En una calle de Monitoria, Tecnocracia Central, se encontraron el Maestro y el discípulo. Dijo este último:
—Estoy deprimido.
—¿Por?
—El editor me rebotó Ruido de megatones en la terraza, mi última novela. Así pues si usted me disculpa, Maestro, voy a poner un disquito para levantarme el ánimo.
No bien pronunció estas palabras, Coquito introdujo una diminuta placa discográfica de cuatro centímetros en la punta de su bastón de fresno. El mencionado poseía en su vértice más grueso una púa y un diminuto pick up, ambos cubiertos por una cúpula de plástico protector. Lo interesante del invento era que emitía en bandas inaudibles para el oído común. Como funcionaba a nivel subliminal, actuando sobre el inconsciente, su efecto resultaba devastador. Era necesario ser ocultista como ellos para percatarse.

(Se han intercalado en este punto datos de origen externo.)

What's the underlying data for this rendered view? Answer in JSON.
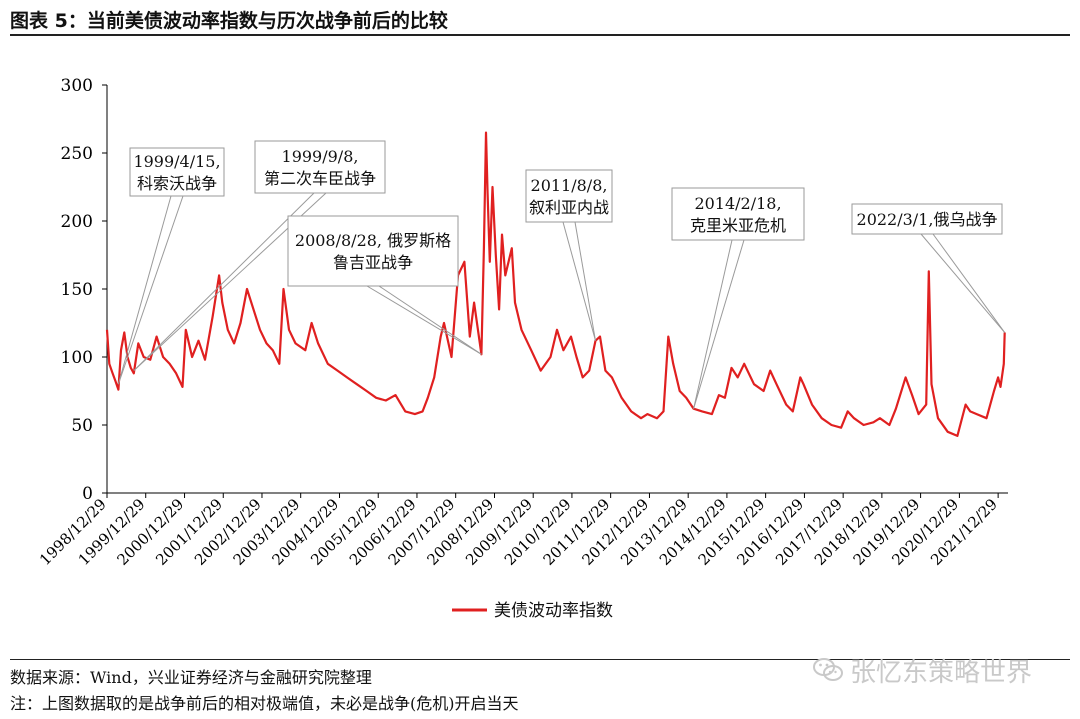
{
  "title": "图表 5：当前美债波动率指数与历次战争前后的比较",
  "source": "数据来源：Wind，兴业证券经济与金融研究院整理",
  "note": "注：上图数据取的是战争前后的相对极端值，未必是战争(危机)开启当天",
  "watermark": "张忆东策略世界",
  "colors": {
    "series": "#e02020",
    "callout_border": "#9a9a9a",
    "axis": "#000000"
  },
  "chart_data": {
    "type": "line",
    "title": "",
    "xlabel": "",
    "ylabel": "",
    "ylim": [
      0,
      300
    ],
    "yticks": [
      0,
      50,
      100,
      150,
      200,
      250,
      300
    ],
    "xlim": [
      "1998-12-29",
      "2022-04-01"
    ],
    "xtick_labels": [
      "1998/12/29",
      "1999/12/29",
      "2000/12/29",
      "2001/12/29",
      "2002/12/29",
      "2003/12/29",
      "2004/12/29",
      "2005/12/29",
      "2006/12/29",
      "2007/12/29",
      "2008/12/29",
      "2009/12/29",
      "2010/12/29",
      "2011/12/29",
      "2012/12/29",
      "2013/12/29",
      "2014/12/29",
      "2015/12/29",
      "2016/12/29",
      "2017/12/29",
      "2018/12/29",
      "2019/12/29",
      "2020/12/29",
      "2021/12/29"
    ],
    "xtick_dates": [
      "1998-12-29",
      "1999-12-29",
      "2000-12-29",
      "2001-12-29",
      "2002-12-29",
      "2003-12-29",
      "2004-12-29",
      "2005-12-29",
      "2006-12-29",
      "2007-12-29",
      "2008-12-29",
      "2009-12-29",
      "2010-12-29",
      "2011-12-29",
      "2012-12-29",
      "2013-12-29",
      "2014-12-29",
      "2015-12-29",
      "2016-12-29",
      "2017-12-29",
      "2018-12-29",
      "2019-12-29",
      "2020-12-29",
      "2021-12-29"
    ],
    "grid": false,
    "legend": "bottom-center",
    "series": [
      {
        "name": "美债波动率指数",
        "points": [
          [
            "1998-12-29",
            120
          ],
          [
            "1999-01-20",
            95
          ],
          [
            "1999-02-20",
            88
          ],
          [
            "1999-03-20",
            82
          ],
          [
            "1999-04-15",
            76
          ],
          [
            "1999-05-10",
            105
          ],
          [
            "1999-06-10",
            118
          ],
          [
            "1999-07-10",
            100
          ],
          [
            "1999-08-10",
            92
          ],
          [
            "1999-09-08",
            88
          ],
          [
            "1999-10-20",
            110
          ],
          [
            "1999-12-10",
            100
          ],
          [
            "2000-02-10",
            98
          ],
          [
            "2000-04-10",
            115
          ],
          [
            "2000-06-10",
            100
          ],
          [
            "2000-08-10",
            95
          ],
          [
            "2000-10-10",
            88
          ],
          [
            "2000-12-10",
            78
          ],
          [
            "2001-01-10",
            120
          ],
          [
            "2001-03-10",
            100
          ],
          [
            "2001-05-10",
            112
          ],
          [
            "2001-07-10",
            98
          ],
          [
            "2001-09-20",
            130
          ],
          [
            "2001-11-20",
            160
          ],
          [
            "2001-12-20",
            140
          ],
          [
            "2002-02-10",
            120
          ],
          [
            "2002-04-10",
            110
          ],
          [
            "2002-06-10",
            125
          ],
          [
            "2002-08-10",
            150
          ],
          [
            "2002-10-10",
            135
          ],
          [
            "2002-12-10",
            120
          ],
          [
            "2003-02-10",
            110
          ],
          [
            "2003-04-10",
            105
          ],
          [
            "2003-06-10",
            95
          ],
          [
            "2003-07-20",
            150
          ],
          [
            "2003-09-10",
            120
          ],
          [
            "2003-11-10",
            110
          ],
          [
            "2004-02-10",
            105
          ],
          [
            "2004-04-10",
            125
          ],
          [
            "2004-06-10",
            110
          ],
          [
            "2004-09-10",
            95
          ],
          [
            "2004-12-10",
            90
          ],
          [
            "2005-03-10",
            85
          ],
          [
            "2005-06-10",
            80
          ],
          [
            "2005-09-10",
            75
          ],
          [
            "2005-12-10",
            70
          ],
          [
            "2006-03-10",
            68
          ],
          [
            "2006-06-10",
            72
          ],
          [
            "2006-09-10",
            60
          ],
          [
            "2006-12-10",
            58
          ],
          [
            "2007-02-20",
            60
          ],
          [
            "2007-04-10",
            70
          ],
          [
            "2007-06-10",
            85
          ],
          [
            "2007-08-10",
            115
          ],
          [
            "2007-09-10",
            125
          ],
          [
            "2007-11-20",
            100
          ],
          [
            "2008-01-20",
            160
          ],
          [
            "2008-03-20",
            170
          ],
          [
            "2008-05-10",
            115
          ],
          [
            "2008-06-20",
            140
          ],
          [
            "2008-08-28",
            102
          ],
          [
            "2008-09-20",
            180
          ],
          [
            "2008-10-10",
            265
          ],
          [
            "2008-10-25",
            220
          ],
          [
            "2008-11-15",
            170
          ],
          [
            "2008-12-10",
            225
          ],
          [
            "2009-01-10",
            175
          ],
          [
            "2009-02-10",
            135
          ],
          [
            "2009-03-10",
            190
          ],
          [
            "2009-04-10",
            160
          ],
          [
            "2009-06-10",
            180
          ],
          [
            "2009-07-10",
            140
          ],
          [
            "2009-09-10",
            120
          ],
          [
            "2009-12-10",
            105
          ],
          [
            "2010-03-10",
            90
          ],
          [
            "2010-06-10",
            100
          ],
          [
            "2010-08-10",
            120
          ],
          [
            "2010-10-10",
            105
          ],
          [
            "2010-12-20",
            115
          ],
          [
            "2011-02-10",
            100
          ],
          [
            "2011-04-10",
            85
          ],
          [
            "2011-06-10",
            90
          ],
          [
            "2011-08-08",
            112
          ],
          [
            "2011-09-20",
            115
          ],
          [
            "2011-11-10",
            90
          ],
          [
            "2012-01-10",
            85
          ],
          [
            "2012-04-10",
            70
          ],
          [
            "2012-07-10",
            60
          ],
          [
            "2012-10-10",
            55
          ],
          [
            "2012-12-10",
            58
          ],
          [
            "2013-03-10",
            55
          ],
          [
            "2013-05-10",
            60
          ],
          [
            "2013-06-25",
            115
          ],
          [
            "2013-08-10",
            95
          ],
          [
            "2013-10-10",
            75
          ],
          [
            "2013-12-10",
            70
          ],
          [
            "2014-02-18",
            62
          ],
          [
            "2014-05-10",
            60
          ],
          [
            "2014-08-10",
            58
          ],
          [
            "2014-10-15",
            72
          ],
          [
            "2014-12-10",
            70
          ],
          [
            "2015-02-10",
            92
          ],
          [
            "2015-04-10",
            85
          ],
          [
            "2015-06-10",
            95
          ],
          [
            "2015-09-10",
            80
          ],
          [
            "2015-12-10",
            75
          ],
          [
            "2016-02-10",
            90
          ],
          [
            "2016-04-10",
            80
          ],
          [
            "2016-07-10",
            65
          ],
          [
            "2016-09-10",
            60
          ],
          [
            "2016-11-20",
            85
          ],
          [
            "2016-12-20",
            80
          ],
          [
            "2017-03-10",
            65
          ],
          [
            "2017-06-10",
            55
          ],
          [
            "2017-09-10",
            50
          ],
          [
            "2017-12-10",
            48
          ],
          [
            "2018-02-10",
            60
          ],
          [
            "2018-04-10",
            55
          ],
          [
            "2018-07-10",
            50
          ],
          [
            "2018-10-10",
            52
          ],
          [
            "2018-12-10",
            55
          ],
          [
            "2019-03-10",
            50
          ],
          [
            "2019-05-10",
            62
          ],
          [
            "2019-08-10",
            85
          ],
          [
            "2019-10-10",
            72
          ],
          [
            "2019-12-10",
            58
          ],
          [
            "2020-02-20",
            65
          ],
          [
            "2020-03-15",
            163
          ],
          [
            "2020-04-10",
            80
          ],
          [
            "2020-06-10",
            55
          ],
          [
            "2020-09-10",
            45
          ],
          [
            "2020-12-10",
            42
          ],
          [
            "2021-02-25",
            65
          ],
          [
            "2021-04-10",
            60
          ],
          [
            "2021-06-10",
            58
          ],
          [
            "2021-09-10",
            55
          ],
          [
            "2021-11-20",
            75
          ],
          [
            "2021-12-29",
            85
          ],
          [
            "2022-01-20",
            78
          ],
          [
            "2022-02-20",
            95
          ],
          [
            "2022-03-01",
            118
          ]
        ]
      }
    ],
    "annotations": [
      {
        "lines": [
          "1999/4/15,",
          "科索沃战争"
        ],
        "date": "1999-04-15",
        "value": 80
      },
      {
        "lines": [
          "1999/9/8,",
          "第二次车臣战争"
        ],
        "date": "1999-09-08",
        "value": 90
      },
      {
        "lines": [
          "2008/8/28, 俄罗斯格",
          "鲁吉亚战争"
        ],
        "date": "2008-08-28",
        "value": 102
      },
      {
        "lines": [
          "2011/8/8,",
          "叙利亚内战"
        ],
        "date": "2011-08-08",
        "value": 112
      },
      {
        "lines": [
          "2014/2/18,",
          "克里米亚危机"
        ],
        "date": "2014-02-18",
        "value": 62
      },
      {
        "lines": [
          "2022/3/1,俄乌战争"
        ],
        "date": "2022-03-01",
        "value": 118
      }
    ]
  }
}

Del aparato salió una voz imposible, chillona, grotesca:
“Tú eres el mejor
yate publicarán
ya vendrá la buena
tu eres el geniaaal..”
—Bien, basta. Suficiente. Ánimo levantado— dijo Coquito y apagó el aparato. El otro, Maestro de alta jerarquía, podía escuchar lo que para las personas comunes estaba vedado. Sonrió ante el invento de su discípulo. Ambos pertenecían a una Sociedad Esotérica de sólo tres miembros, a la cual habían puesto el nombre megalómano de Sociedad de los Setenta Guerreros. Es probable que tal denominación tuviese fines invocatorios. Según decían, quizá en esa forma lograsen aumentar su reducido número. Eran tres, como se dijo: Coco el Maestro, Coquito el discípulo, y una tercer persona nebulosa e inaccesible -a quien sólo el Maestro podía visitar- llamada Super Coco, o Super a secas. Estaban enemistados con otra Sociedad de ocultistas denominada El Círculo Caucasiano de las Treinta y Tres Tizas. Este sí que era una agrupación poderosa: una multitud de cuatro, por lo menos. Se combatían día y noche con una industria digna de mejor causa. No les quedaba tiempo -tanto a unos como a otros- más que para sus luchas. Así pues, por lo general, las sociedades Esotéricas sólo sirven para combatir entre sí.